I don't know the details of what happened.

Neither do you.

Neither do all the reporters who say that it was A and then a couple of hours later say that it was apparently not A.  But maybe B.  According to a "source with detailed knowledge."  Who may or may not actually know anything.  And may or may not accurately report what he or she does or does not know.

Here's what we know for sure.

There are tears.  Hearts are broken.  Families shattered.

There is mourning.

Again.

Nobody can really account for it.  Nothing can adequately explain it.

One or more people, for reasons we will never fully understand, never even really know, did something we can never comprehend.

People will speak of evil.

They will talk about gun control and how this proves we need more - or less - of it.
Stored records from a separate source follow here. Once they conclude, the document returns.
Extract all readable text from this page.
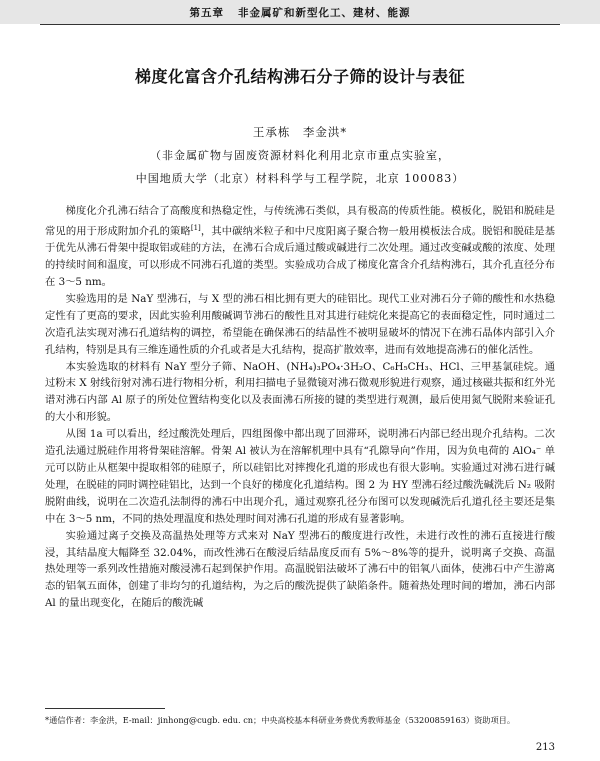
第五章 非金属矿和新型化工、建材、能源
梯度化富含介孔结构沸石分子筛的设计与表征
王承栋　李金洪*
（非金属矿物与固废资源材料化利用北京市重点实验室，
中国地质大学（北京）材料科学与工程学院，北京 100083）

梯度化介孔沸石结合了高酸度和热稳定性，与传统沸石类似，具有极高的传质性能。模板化，脱铝和脱硅是常见的用于形成附加介孔的策略[1]，其中碳纳米粒子和中尺度阳离子聚合物一般用模板法合成。脱铝和脱硅是基于优先从沸石骨架中提取铝或硅的方法，在沸石合成后通过酸或碱进行二次处理。通过改变碱或酸的浓度、处理的持续时间和温度，可以形成不同沸石孔道的类型。实验成功合成了梯度化富含介孔结构沸石，其介孔直径分布在 3～5 nm。

实验选用的是 NaY 型沸石，与 X 型的沸石相比拥有更大的硅铝比。现代工业对沸石分子筛的酸性和水热稳定性有了更高的要求，因此实验利用酸碱调节沸石的酸性且对其进行硅烷化来提高它的表面稳定性，同时通过二次造孔法实现对沸石孔道结构的调控，希望能在确保沸石的结晶性不被明显破坏的情况下在沸石晶体内部引入介孔结构，特别是具有三维连通性质的介孔或者是大孔结构，提高扩散效率，进而有效地提高沸石的催化活性。

本实验选取的材料有 NaY 型分子筛、NaOH、(NH₄)₃PO₄·3H₂O、C₆H₅CH₃、HCl、三甲基氯硅烷。通过粉末 X 射线衍射对沸石进行物相分析，利用扫描电子显微镜对沸石微观形貌进行观察，通过核磁共振和红外光谱对沸石内部 Al 原子的所处位置结构变化以及表面沸石所接的键的类型进行观测，最后使用氮气脱附来验证孔的大小和形貌。

从图 1a 可以看出，经过酸洗处理后，四组图像中都出现了回滞环，说明沸石内部已经出现介孔结构。二次造孔法通过脱硅作用将骨架硅溶解。骨架 Al 被认为在溶解机理中具有“孔隙导向”作用，因为负电荷的 AlO₄⁻ 单元可以防止从框架中提取相邻的硅原子，所以硅铝比对摔搜化孔道的形成也有很大影响。实验通过对沸石进行碱处理，在脱硅的同时调控硅铝比，达到一个良好的梯度化孔道结构。图 2 为 HY 型沸石经过酸洗碱洗后 N₂ 吸附脱附曲线，说明在二次造孔法制得的沸石中出现介孔，通过观察孔径分布图可以发现碱洗后孔道孔径主要还是集中在 3～5 nm，不同的热处理温度和热处理时间对沸石孔道的形成有显著影响。

实验通过离子交换及高温热处理等方式来对 NaY 型沸石的酸度进行改性，未进行改性的沸石直接进行酸浸，其结晶度大幅降至 32.04%，而改性沸石在酸浸后结晶度反而有 5%～8%等的提升，说明离子交换、高温热处理等一系列改性措施对酸浸沸石起到保护作用。高温脱铝法破坏了沸石中的铝氧八面体，使沸石中产生游离态的铝氧五面体，创建了非均匀的孔道结构，为之后的酸洗提供了缺陷条件。随着热处理时间的增加，沸石内部 Al 的量出现变化，在随后的酸洗碱

*通信作者：李金洪，E-mail：jinhong@cugb. edu. cn；中央高校基本科研业务费优秀教师基金（53200859163）资助项目。
213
They will talk about security, as if wrapping ourselves in plastic will keep us all safe when all it will really do is suffocate us.

Here is what little we know or should know.

The technology that allows mass killing exists.  When it exists, it will be obtained and used.  If not today, then tomorrow.  If not on your street, then one block over.  Not by some snarling maniac.  Not by Hannibal Lector.  There is no Golem.  There's just the deeply troubled guy (or girl) next door.  About whom all we'll ever really know is that he (or she) was deeply troubled.  And needed far more help than we could (or did) give.

If you would be angry, let your anger be directed to our collective failure to discover and treat mental illness, at our refusal to fund clinics, to provide services.  Be angry that we don't care for each other except in superficial ways, that we offer help sparingly and grudgingly, that our prisons are overflowing with the mentally ill because we can't be bothered with treatment and locking them up is so much simpler and requires so much less thought.  And less compassion.

If you would hate, hate the fact that we are reactive, always trying desperately to prevent what happened yesterday.  And doing it badly. 

If you would mourn, mourn for the survivors, for the family and friends, the neighbors, for those who lost a loved one or a bit of the false belief that it can't happen here. 

Because it can.  And it will.  It did.

Just ask the folks in that sleepy little village a dozen miles west of Danbury.